In that moment I had arrived to officiate at the wedding ceremony of two people, on a weeknight. We had a fantastic traditional Bavarian dinner first, then the five us went out back to stand beneath the tall trees beside the stream to have a silly (“Do you take this lederhosen-clad gentleman to be your husband?”) and beautiful and meaningful ceremony of love. It is one of the highest honors in this life to do this for and with people. When I am marrying a couple I often feel as if I am floating above the ground, up in the air, like a bridge, anchored by each person on either side. Their intentions and hopes, history, dreams, delight, flow through me as we speak the words that bind them as married partners.
Whose am I? Of course I’m theirs, their pastor. Bound with them, connected by our shared stories, on a journey of love and faith, together.
Whose am I? I had breakfast with my dad yesterday. We talked of his future, his and Mom’s. I am theirs, I love them so.
Whose am I? I miss my kids. Some days they are so far away. But if they needed me I would, I would swim the seas to get to them. That song, I love that Townes Van Zandt song … if my kids needed me, I would get there as fast as any modern form of swift movement could take me. And my friends, too, for that matter. Every one of them dear to me, some close, some far, it makes no difference.

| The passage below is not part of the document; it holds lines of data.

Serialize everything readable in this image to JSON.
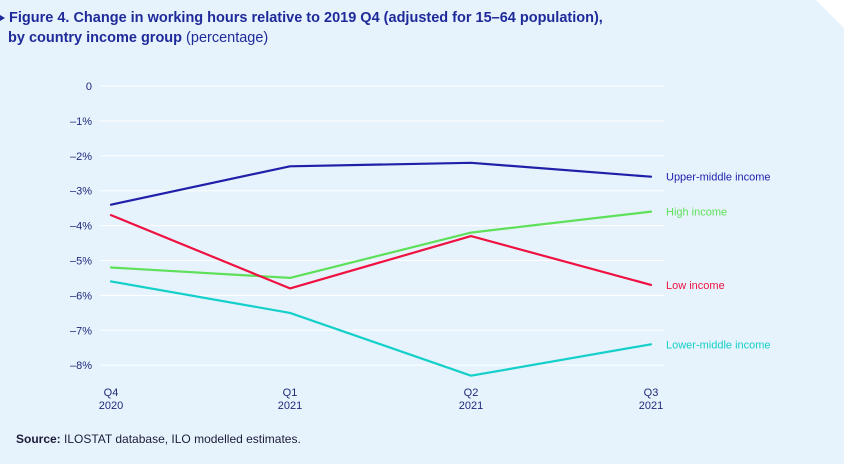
{
  "figure": {
    "title_line1": "Figure 4.  Change in working hours relative to 2019 Q4 (adjusted for 15–64 population),",
    "title_line2": "by country income group",
    "subtitle": "(percentage)"
  },
  "source": {
    "label": "Source:",
    "text": " ILOSTAT database, ILO modelled estimates."
  },
  "chart_data": {
    "type": "line",
    "title": "Change in working hours relative to 2019 Q4 (adjusted for 15–64 population), by country income group",
    "xlabel": "",
    "ylabel": "",
    "x": [
      {
        "line1": "Q4",
        "line2": "2020"
      },
      {
        "line1": "Q1",
        "line2": "2021"
      },
      {
        "line1": "Q2",
        "line2": "2021"
      },
      {
        "line1": "Q3",
        "line2": "2021"
      }
    ],
    "ylim": [
      -8,
      0
    ],
    "yticks": [
      0,
      -1,
      -2,
      -3,
      -4,
      -5,
      -6,
      -7,
      -8
    ],
    "ytick_labels": [
      "0",
      "–1%",
      "–2%",
      "–3%",
      "–4%",
      "–5%",
      "–6%",
      "–7%",
      "–8%"
    ],
    "grid": "horizontal",
    "legend": "end-of-line labels",
    "series": [
      {
        "name": "Upper-middle income",
        "color": "#1f1fa8",
        "values": [
          -3.4,
          -2.3,
          -2.2,
          -2.6
        ]
      },
      {
        "name": "High income",
        "color": "#5ee05a",
        "values": [
          -5.2,
          -5.5,
          -4.2,
          -3.6
        ]
      },
      {
        "name": "Low income",
        "color": "#ef1240",
        "values": [
          -3.7,
          -5.8,
          -4.3,
          -5.7
        ]
      },
      {
        "name": "Lower-middle income",
        "color": "#15cfc9",
        "values": [
          -5.6,
          -6.5,
          -8.3,
          -7.4
        ]
      }
    ]
  }
}
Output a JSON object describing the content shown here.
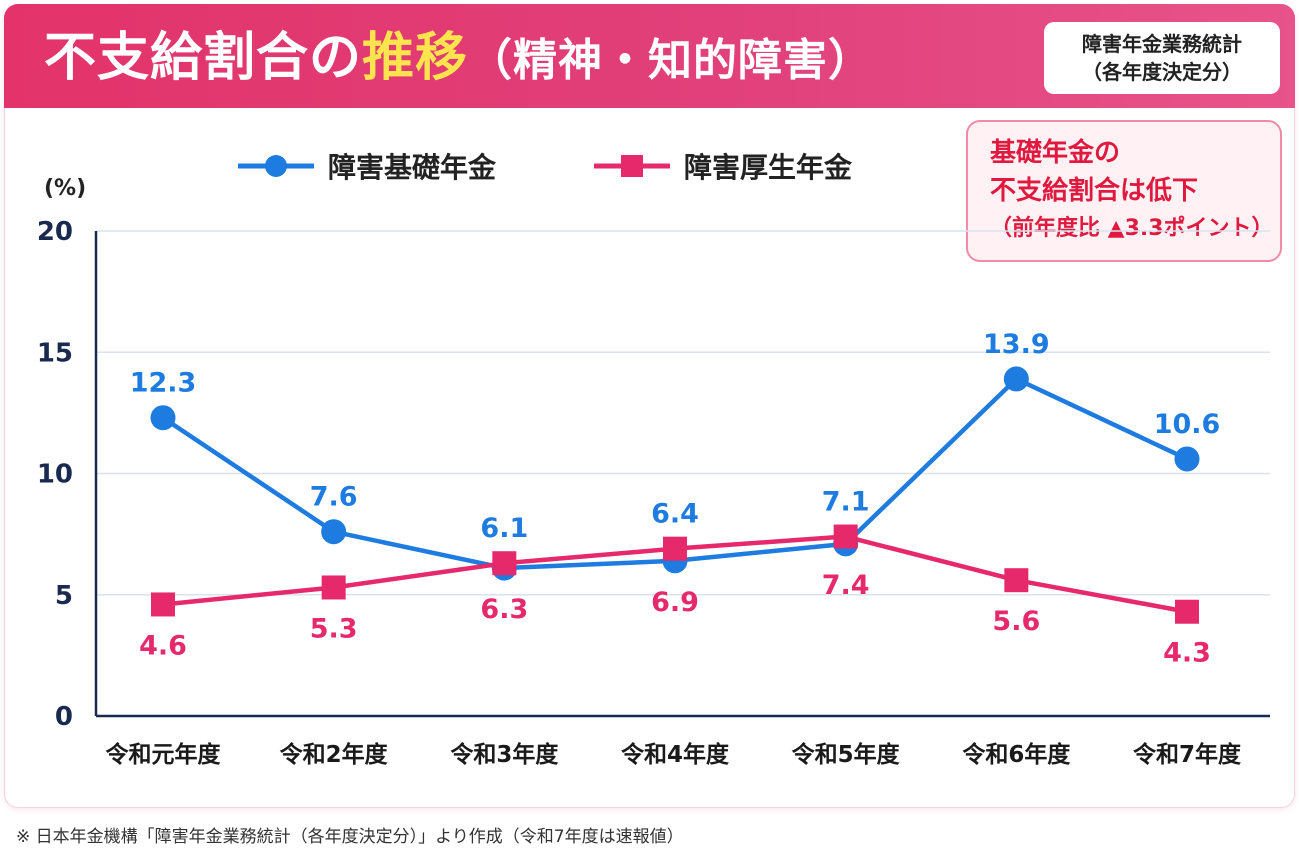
{
  "header": {
    "title_main": "不支給割合の",
    "title_highlight": "推移",
    "title_sub": "（精神・知的障害）",
    "source_line1": "障害年金業務統計",
    "source_line2": "（各年度決定分）"
  },
  "callout": {
    "line1": "基礎年金の",
    "line2": "不支給割合は低下",
    "line3": "（前年度比 ▲3.3ポイント）"
  },
  "unit_label": "(%)",
  "footnote": "※ 日本年金機構「障害年金業務統計（各年度決定分）」より作成（令和7年度は速報値）",
  "colors": {
    "blue": "#1e7be0",
    "pink": "#e6296b",
    "grid": "#d9e2ee",
    "axis": "#1a2a4f"
  },
  "chart_data": {
    "type": "line",
    "title": "不支給割合の推移（精神・知的障害）",
    "ylabel": "(%)",
    "xlabel": "",
    "ylim": [
      0,
      20
    ],
    "yticks": [
      0,
      5,
      10,
      15,
      20
    ],
    "grid": true,
    "legend_position": "top",
    "categories": [
      "令和元年度",
      "令和2年度",
      "令和3年度",
      "令和4年度",
      "令和5年度",
      "令和6年度",
      "令和7年度"
    ],
    "series": [
      {
        "name": "障害基礎年金",
        "color": "#1e7be0",
        "marker": "circle",
        "values": [
          12.3,
          7.6,
          6.1,
          6.4,
          7.1,
          13.9,
          10.6
        ]
      },
      {
        "name": "障害厚生年金",
        "color": "#e6296b",
        "marker": "square",
        "values": [
          4.6,
          5.3,
          6.3,
          6.9,
          7.4,
          5.6,
          4.3
        ]
      }
    ]
  }
}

I am theirs.
Whose am I? Tommy and Kristin and Steve. And their kids and partners. To them I am sister, aunt, an honor. Theirs.
I have started this new practice. I used to keep a journal; I used to record the stories of my days in small books. Now, instead, I write just the names of the people I have encountered and spoken with each day. Some days the list is very short; other days quite long. I can look back through my days and see what I did by the names of the people with whom I came in contact. I call this journal The Richness of My Days. Because, of course, all of these humans, they are treasure to me. I am theirs, too.
Who am I? Formed and with enough self-knowledge now that I am willing and eager to take it on the road and talk about it: a child of God, conduit, artist, writer. I have learned to embrace the depth and meaning of my cellular structure, the gifts that were given so freely to me. No more questions about that. Watch me talk sometime, see how much I move my hands and you’ll know I mean business.
Whose am I? I love this question. The answer is of depth of connection, of meaning, of intention, accountability, of promise. I picture in my mind a room full of the whose of my life. What a dream that would be to have them all in one place! I hate that it’s usually our funerals where all of the important whose come together.
I am deeply humbled, amazed and enchanted by those whose, always, every day, my garden, the soil in which I root my who. Amen.